Graphite India Ltd – ₹986 Cr Land Sale, ₹600 Cr Capex, and EPS That Depends on Other Income
1. At a Glance
Graphite India is that relative who always says “abhi badhiya chal raha hai” even when running on other income fuel. They make electrodes, carbon products, and now even want to try their luck in batteries via Godi India. After selling prime Bengaluru land to Tata Realty for ₹986 crore, debt shrunk to ₹173 crore, but operating margins shrank too. Stock at ₹520 trades at 28x P/E, but remove ₹394 crore other income and suddenly the glamour fades faster than your New Year resolutions.
2. Introduction
Graphite India (GIL) is one of those cyclicals that investors either love at peak steel cycles or ignore like old Orkut accounts when the party’s over. Electrodes are their bread and butter, and electrodes as a business depend on global steel demand. Steel slows, electrodes tank. Simple.
In FY18–19, they were printing money like Virat Kohli scoring centuries. Then came geopolitical shocks, input cost spikes, and margin collapse. By FY24, they went from 15% operating margin to a loss of 5%. Ouch.
Fast-forward: they sold Bengaluru land for almost ₹1,000 crore (side hustle stronger than main business), invested ₹50 crore in battery-tech start-up Godi India, and announced a ₹600 crore expansion of electrodes in Aug 2025. Basically, diversification + capex + cost-cutting = “boss, hum comeback karenge.”
Question: would you bet on a company whose P&L is half electrodes, half land deals?

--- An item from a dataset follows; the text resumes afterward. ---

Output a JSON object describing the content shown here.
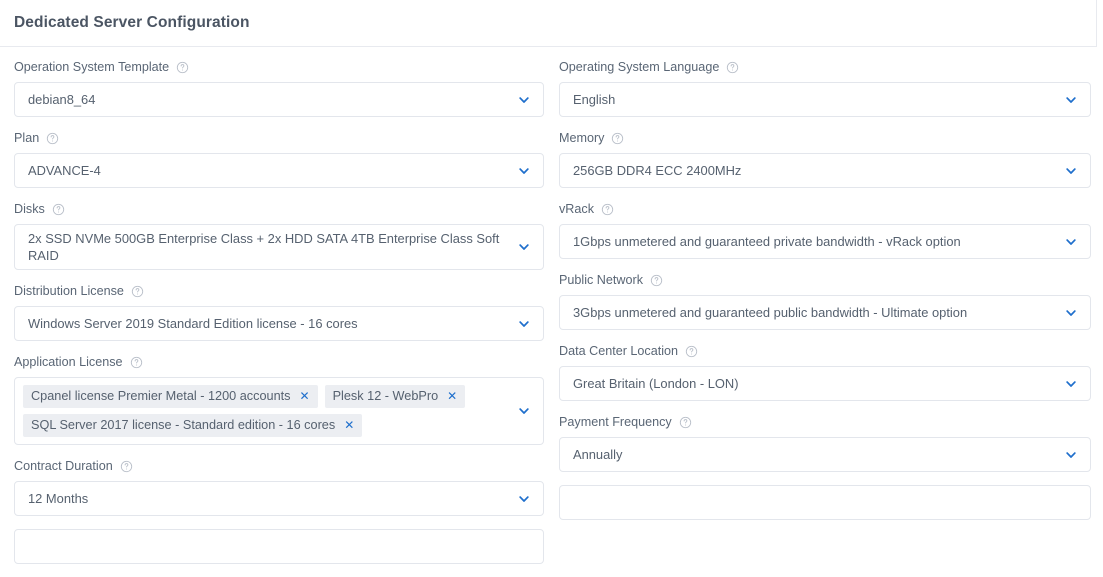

3. Business Model – WTF Do They Even Do?
Graphite India = electrodes + carbon + random side quests.
Graphite & Carbon (86% share): Graphite electrodes, carbon paste, calcined petroleum coke. Customers? Steel plants that need electrodes for EAF (electric arc furnaces).
Capex plans: Adding 25,000 TPA electrodes capacity for ₹600 crore. Also adding 10 MW hydel + wind expansions.
Diversification: Picked 31% in Godi India (advanced batteries, energy storage). PSU banks can sleep peacefully—at least someone is betting on EV ecosystem.
Manufacturing is spread across Durgapur, Nashik, and Germany (though German electrode ops shut down). 98,000 TPA capacity, 87% utilization in Q1 FY25. Sounds good, but realisations keep crashing like Sensex on budget day.
4. Financials Overview
Metric
Latest Qtr (Jun’25)
YoY Qtr (Jun’24)
Prev Qtr (Mar’25)
YoY %
QoQ %
Revenue
₹665 Cr
₹728 Cr
₹666 Cr
-8.7%
-0.2%
EBITDA
₹43 Cr
₹113 Cr
₹39 Cr
-62.0%
+10.2%
PAT
₹134 Cr
₹236 Cr
₹49 Cr
-43.5%
+173%
EPS (₹)
6.9
12.1
2.6
-43.5%
+165%
Commentary: Revenue stagnant, operating margin anaemic, PAT rescued by other income. This is less “core manufacturing” and more “financial jugglery.”
5. Valuation – Fair Value Range Only
P/E Method: EPS TTM ~₹18.4. Stock trades at 28.3x. Industry PE 41. Fair P/E range 20–30 → Value range = ₹368 – ₹552.
EV/EBITDA Method: EV ~₹10,140 Cr; EBITDA TTM ~₹580 Cr → EV/EBITDA = 17.5. Sector 10–15. Fair range ~₹350 – ₹450.
DCF (simplified): Assume PAT CAGR 10% for 5 years, terminal 5%, cost of equity 12%. Range = ₹400 – ₹500.
👉 Fair Value Range = ₹370 – ₹500. Disclaimer: Educational only, not investment advice.